79:Get_array_sepator_resp (init_array, primary_sample, resp_array, init_array_length, process_size );
80:If(Process_id = ID ){
81:Printf ("Process % d resp array is :", Process_id );
82:Array_int_print (process_size, resp_array );
83:}
84:
85:// Each processor sends its segment I to the processor
86:Section_resp_array = (Int*) My_mpi_malloc (process_id,Sizeof(Int) * Process_size );
87:Section_resp_array [process_id] = resp_array [process_id];
88:
89:// The number of data to be sent by each process is sent to the processor.

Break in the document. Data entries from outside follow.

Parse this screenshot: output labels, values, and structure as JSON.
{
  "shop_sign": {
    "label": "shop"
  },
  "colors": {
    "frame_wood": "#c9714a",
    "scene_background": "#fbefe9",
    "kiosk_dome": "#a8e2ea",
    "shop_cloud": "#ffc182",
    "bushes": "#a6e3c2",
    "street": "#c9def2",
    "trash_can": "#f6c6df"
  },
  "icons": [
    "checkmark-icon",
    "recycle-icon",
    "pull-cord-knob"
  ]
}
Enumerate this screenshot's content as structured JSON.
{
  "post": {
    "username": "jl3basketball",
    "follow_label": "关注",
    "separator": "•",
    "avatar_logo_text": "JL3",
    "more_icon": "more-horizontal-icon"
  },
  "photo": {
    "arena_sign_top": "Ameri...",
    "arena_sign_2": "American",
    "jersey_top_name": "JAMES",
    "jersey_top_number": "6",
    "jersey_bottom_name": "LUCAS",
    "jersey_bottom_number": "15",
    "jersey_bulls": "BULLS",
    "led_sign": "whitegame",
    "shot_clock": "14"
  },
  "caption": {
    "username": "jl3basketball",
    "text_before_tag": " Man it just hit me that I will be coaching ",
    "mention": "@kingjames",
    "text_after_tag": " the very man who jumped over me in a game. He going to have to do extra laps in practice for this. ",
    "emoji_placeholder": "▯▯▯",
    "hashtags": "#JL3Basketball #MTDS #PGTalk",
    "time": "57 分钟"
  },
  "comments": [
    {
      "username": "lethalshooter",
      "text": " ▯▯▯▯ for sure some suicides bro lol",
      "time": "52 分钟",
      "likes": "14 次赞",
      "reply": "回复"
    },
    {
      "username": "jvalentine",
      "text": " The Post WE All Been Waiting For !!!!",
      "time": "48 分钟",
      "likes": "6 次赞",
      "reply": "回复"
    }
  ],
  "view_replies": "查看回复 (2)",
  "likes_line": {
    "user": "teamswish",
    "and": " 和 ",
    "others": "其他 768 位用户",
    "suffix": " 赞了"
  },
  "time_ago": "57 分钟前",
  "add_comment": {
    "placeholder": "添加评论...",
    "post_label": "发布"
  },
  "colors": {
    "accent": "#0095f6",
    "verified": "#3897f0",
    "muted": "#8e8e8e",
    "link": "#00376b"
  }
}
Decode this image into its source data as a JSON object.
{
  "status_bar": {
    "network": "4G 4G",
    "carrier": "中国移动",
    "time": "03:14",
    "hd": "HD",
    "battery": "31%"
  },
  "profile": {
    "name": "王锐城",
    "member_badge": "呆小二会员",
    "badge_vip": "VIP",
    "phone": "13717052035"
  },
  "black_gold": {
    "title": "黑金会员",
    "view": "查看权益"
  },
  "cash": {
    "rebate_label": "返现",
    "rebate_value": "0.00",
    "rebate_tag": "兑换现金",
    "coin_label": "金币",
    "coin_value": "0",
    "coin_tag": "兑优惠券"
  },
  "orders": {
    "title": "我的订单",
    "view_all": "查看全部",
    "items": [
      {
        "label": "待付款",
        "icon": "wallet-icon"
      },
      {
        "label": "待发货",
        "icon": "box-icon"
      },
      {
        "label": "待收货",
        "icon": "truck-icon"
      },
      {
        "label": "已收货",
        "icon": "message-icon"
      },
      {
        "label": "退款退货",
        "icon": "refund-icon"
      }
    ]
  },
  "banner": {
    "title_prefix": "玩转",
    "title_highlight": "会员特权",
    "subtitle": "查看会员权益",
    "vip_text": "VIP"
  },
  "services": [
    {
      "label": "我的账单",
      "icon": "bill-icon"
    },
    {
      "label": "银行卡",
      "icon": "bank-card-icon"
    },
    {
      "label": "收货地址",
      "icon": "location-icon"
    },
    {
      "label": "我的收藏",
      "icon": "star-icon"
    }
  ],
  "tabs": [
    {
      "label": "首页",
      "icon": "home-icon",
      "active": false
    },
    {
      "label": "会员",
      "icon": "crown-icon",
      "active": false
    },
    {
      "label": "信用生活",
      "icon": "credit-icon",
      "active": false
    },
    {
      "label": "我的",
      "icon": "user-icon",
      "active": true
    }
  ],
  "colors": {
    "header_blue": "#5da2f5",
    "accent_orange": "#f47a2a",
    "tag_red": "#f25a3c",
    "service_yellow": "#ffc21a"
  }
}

90:For(I = 0; I <process_size; I ++ ){
91:If(I = process_id ){
92:For(J = 0; j <process_size; j ++)
93:If(I! = J)
94:Mpi_send (& (resp_array [J]), 1, mpi_int, J, section_index,
95:Mpi_comm_world );
96:}
97:Else
98:Mpi_recv (& (section_resp_array [I]), 1, mpi_int, I, section_index,
99:Mpi_comm_world, & status );
100:}
101:
102:Mpi_barrier (mpi_comm_world );
103:
104:Section_array_length = get_array_element_total (section_resp_array, 0, process_size-1 );
105:Section_array = (Int*) My_mpi_malloc (process_id,Sizeof(Int) * Section_array_length );
106:Sorted_section_array = (Int*) My_mpi_malloc (process_id,Sizeof(Int) * Section_array_length );
107:Section_index = 0;
108:
109:For(I = 0; I <process_size; I ++ ){
110:If(I = process_id ){
111:For(J = 0; j <process_size; j ++ ){
112:If(J)
113:Section_index = get_array_element_total (resp_array, 0, J-1 );
114:If(I = J)
115:Array_int_copy (section_array, init_array, section_index, section_index + resp_array [J]);
116:If(I! = J ){
117:If(J)
118:Section_index = get_array_element_total (resp_array, 0, J-1 );
119:Mpi_send (& (init_array [section_index]), resp_array [J], mpi_int,
120:J, section_data, mpi_comm_world );
121:}
122:}
123:}
124:Else{
125:If(I)
126:Section_index = get_array_element_total (section_resp_array, 0, I-1 );
127:Mpi_recv (& (section_array [section_index]), section_resp_array [I], mpi_int,
128:I, section_data, mpi_comm_world, & status );
129:}
130:}
131:Mpi_barrier (mpi_comm_world );
132:
133:// Merge multiple rows for sorting
134:Mul_merger (section_array, sorted_section_array, section_resp_array, process_size );
135:
136:Array_int_print (section_array_length, sorted_section_array );
137:
138:// Release the memory
139:Free (resp_array );
140:Free (init_array );
141:Free (local_sample );
142:Free (primary_sample );
143:Free (section_array );
144:Free (sorted_section_array );
145:Free (section_resp_array );
146:
147:If(! Process_id ){
148:Free (sample );
149:Free (sorted_sample );
150:}
151:
152:Mpi_finalize ();
153:}
5. MPI Function Analysis
In the above algorithm, the non-blocking communication function of MPI is used: mpi_irecv, which corresponds to mpi_isend. These functions are used for non-blocking communication between processes so that communication and operations can be performed simultaneously. There are two
For non-blocking communication functions, you cannot mention the mpi_wait function, which is used to block process execution until you want to execute all the corresponding process operations. Generally, these three functions are used together.
Next, we will introduce the KMP string matching algorithm and its parallelization.